Anyway, early in the morning of
Monday, Feb. 26
I was at the airport again , ready for my 6.30 flight. At the check-in desk my name was not on the list, all seats were booked, and "we will see what we can do at 6.15." Not good enough. More worry, and then a brilliant inspiration. Back to the office where I had got my hotel vouchers two days ago. This was the office of the 'Chef de Base' and full of efficient uniforms with many stripes, and even the Chef himself. After a brief explanation of my plight, he led me out on to the tarmac. There stood a freight plane (a prop-propelled DC4), and there stood the pilot. "Just off to Goma?," asked the Chef. "Ten minutes." "Right, you are taking this gentleman with you." At 6.15 we took off.
There were in fact nine passengers on board. Next to me was the pilot of a plane that was 'en panne' at Goma; our plane was transporting two spare engines to replace two of his that had failed. He was an American speaking Zairean, having learnt to fly in America. So, but for his breakdown, I might never have reached Goma today. We flew over jungle, jungle and more jungle, with just an occasional tiny village with barely a track to it, hardly a road the whole way, and several small rivers meandering sluggishly through the trees. The Congo basin. Uninviting. It all emphasised the difficulty of communication between me and the rest of the family. After four hours of this there were suddenly hills below, steep, rugged hills, and soon we were in the western arm of the Rift Valley and over Lake Kivu, flying along its northern shore and looking out for a little group of tents on some of the attractive-looking beaches ! But no sign of these.
Goma airport. Nicely rural and unpretentious, the offices occupying a small bungalow. But they had no message from Marion.
The sun was shining pleasantly, a change from its maliciousness in the Congo basin, and, at a height of 5000 feet as we now were, everything felt noticeably fresher.
I got a lift into the town, found no message at the chief hotel, and the post office closed as some one had gone off with the key. And it started to rain. Feeling miserable, I considered how to spend the night, and soon had a bit more luck; I located a Mr. Smith of the Protestant Mission; although he had no accommodation to offer, he kindly took me to the Catholic Mission hostel where I found a room. So a cool, refreshing night followed with no need for air conditioning any more. 12 hours sleep.
Feb 27.
I woke to an auspicious start to a happy day. A 'family' breakfast for six in the hostel house -- ham and egg and home-made strawberry jam. The six were various mission workers and servants.

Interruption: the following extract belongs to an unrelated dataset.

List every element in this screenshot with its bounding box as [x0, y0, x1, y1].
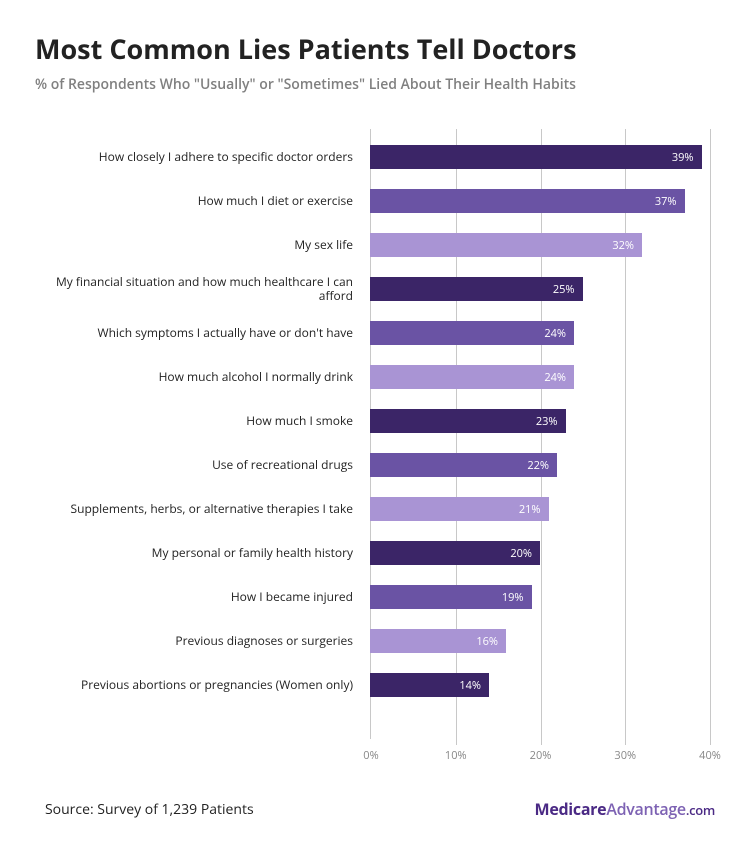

At 8 o'clock I did manage to get into the post office, where a LETTER FROM MARION was waiting for me. THEY WERE HERE ! That is to say, 15 miles away on a coffee plantation residing in their very own bungalow How they came to be there is explained in Marion's tale that follows.
The letter instructed me how to get in touch with them, by phoning Mr. Kostatt, the Greek Cypriot plantation owner, meeting him in the town and being driven out to his house among the coffee trees. There beside it stood a Dodge M43 ambulance. I was nearly home. A 'boy' took my luggage and led me down a narrow path to a bungalow From the bungalow came familiar sounds, Peter, Jennifer and Timothy sounds, and there were the whole family just finishing lunch in the dining room. I was home. Reunion. Lunchtime.